M. Özalp Birol (İstanbul,1961): 1983′te Boğaziçi Üniversitesi Yöneticilik (Satış ve Pazarlama) Bölümü’nü bitirdi. 1985-1994 arasında Unilever, Nestlé grup şirketlerinde ve Turcas Petrolcülük A.Ş.’de marka yöneticiliğinden satış ve pazarlama müdürlüğüne uzanan çeşitli pozisyonlarda görev yaptı. 1994-2001 arasında “Yapı ve Kredi Bankası A.Ş. Reklam, Halkla İlişkiler, Kültür ve Sanat Bölüm Başkanlığı / Yöneticiliği”, “Yapı Kredi Kültür Sanat Yayıncılık A.Ş. Genel Müdürlüğü ve Yönetim Kurulu Üyeliği” ve “Yapı Kredi Kurumsal İletişim Direktörlüğü” görevlerinde bulundu. 2001-2004 yılları arasında Koç Topluluğu bünyesinde “Koç Kültür Sanat ve İletişim Hizmetleri A.Ş. Genel Müdürü ve Yönetim Kurulu Üyesi” ve Koç Finansal Hizmetler A.Ş. “Kurumsal İletişim Direktörü” olarak çalıştı. 2004’ten bu yana “Suna ve İnan Kıraç Vakfı Kültür ve Sanat İşletmesi Genel Müdürü” olarak Pera Müzesi ve İstanbul Araştırmaları Enstitüsü’nün yanı sıra, kurucu ailenin ve vakfın kültür-sanat alanındaki girişimlerini yönetiyor. 2017 ve 2019 Venedik Bienalleri Uluslararası Sanat Sergilerinde Türkiye Pavyonu’nun Danışma Kurulu Üyesi olan Özalp Birol, 2021 Venedik Bienali 59. Uluslararası Sanat Sergisinde de Türkiye Pavyonu’nun Danışma Kurulu Üyesi olarak görev yapıyor.
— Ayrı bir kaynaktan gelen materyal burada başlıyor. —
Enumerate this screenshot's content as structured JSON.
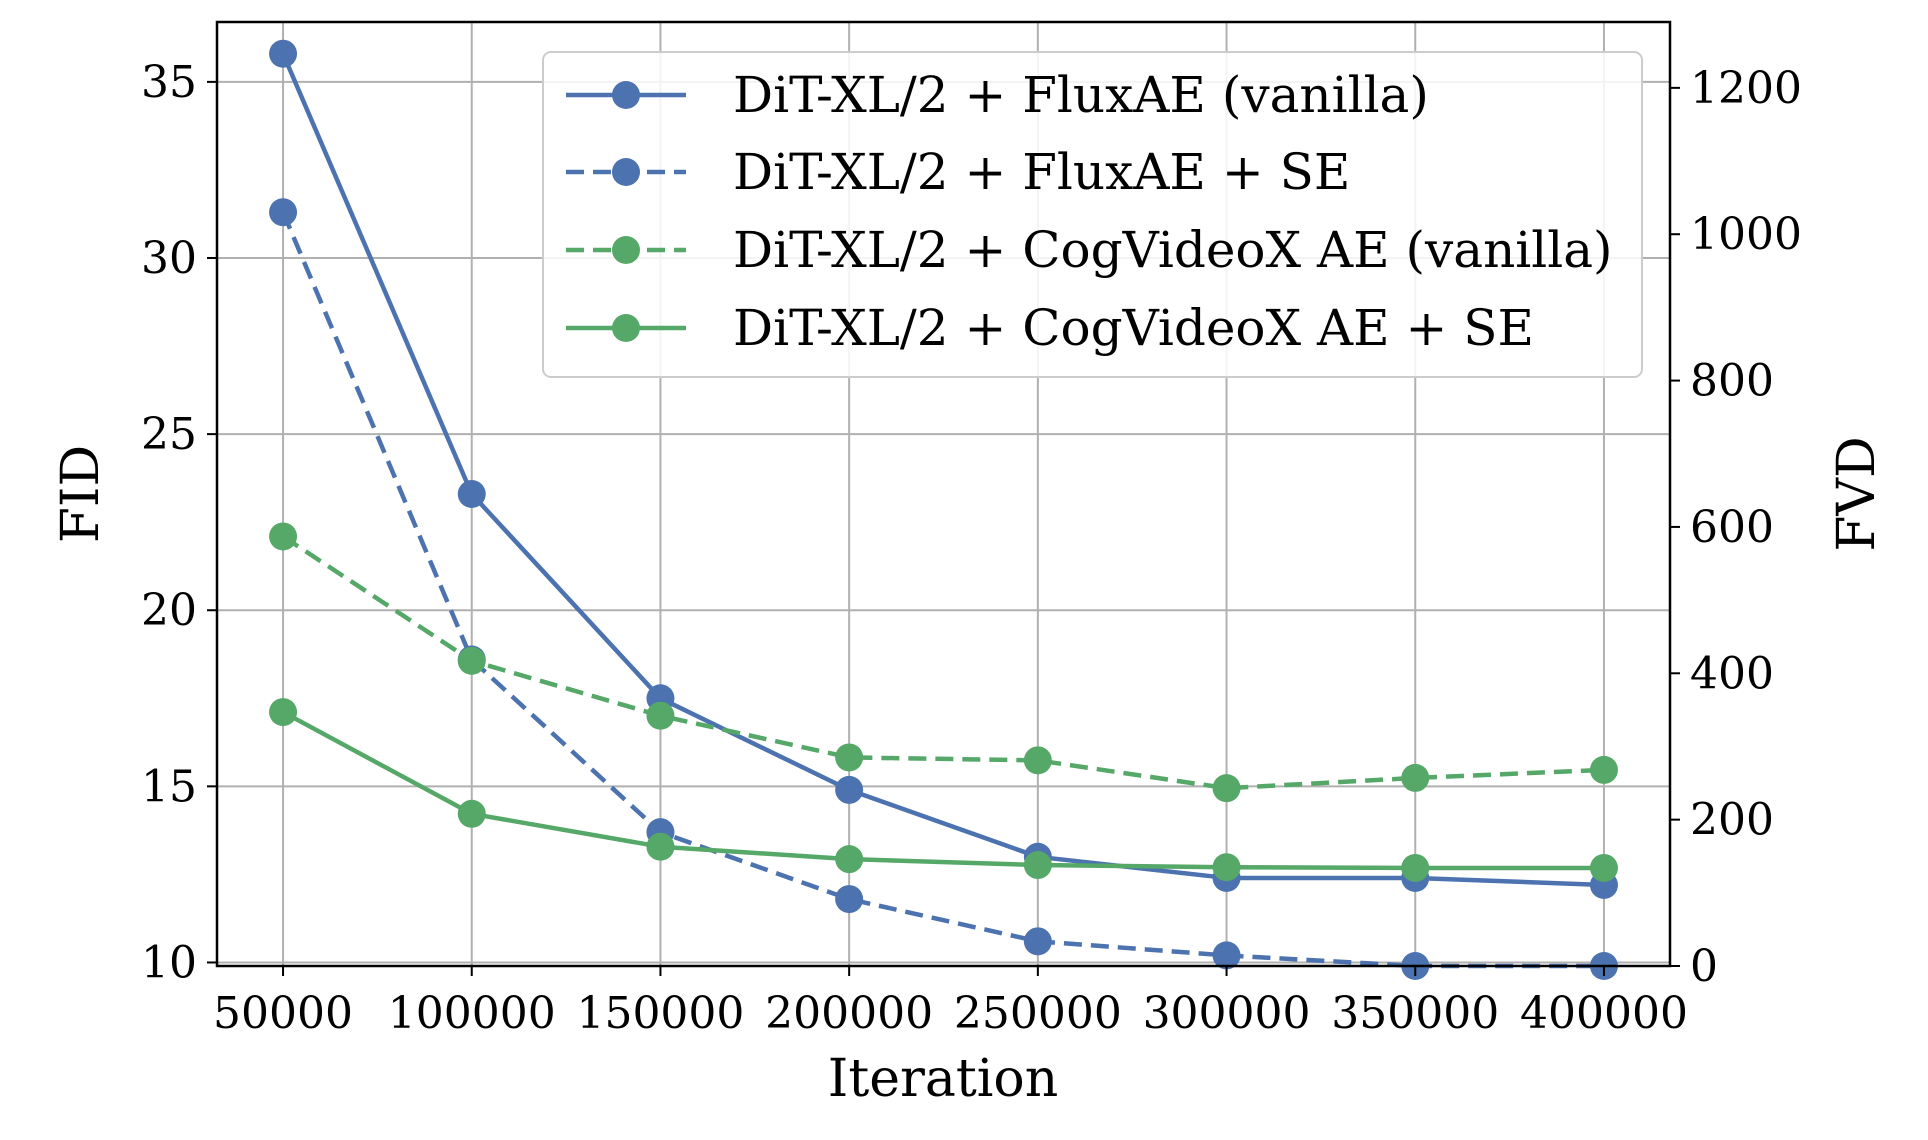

Türkiye Eğitim Gönüllüleri Vakfı, Cumhuriyet Vakfı, Galatasaray Üniversitesi Barış için Müzik Vakfı, İstanbul Rotary Kulübü ve Altınyurt Spor Kulübü’nde yönetim kurulları ile çeşitli kurul ve komitelerde çalışıyor. 2014 yılında Polonya Devlet Başkanlığı tarafından verilen Polonya Cumhuriyeti Üstün Hizmet Liyakat Nişanı’nı alan Birol, piyanist, akademisyen Prof. Dr. Mehveş Emeç Birol’la evli, 17 yaşında bir kızı var.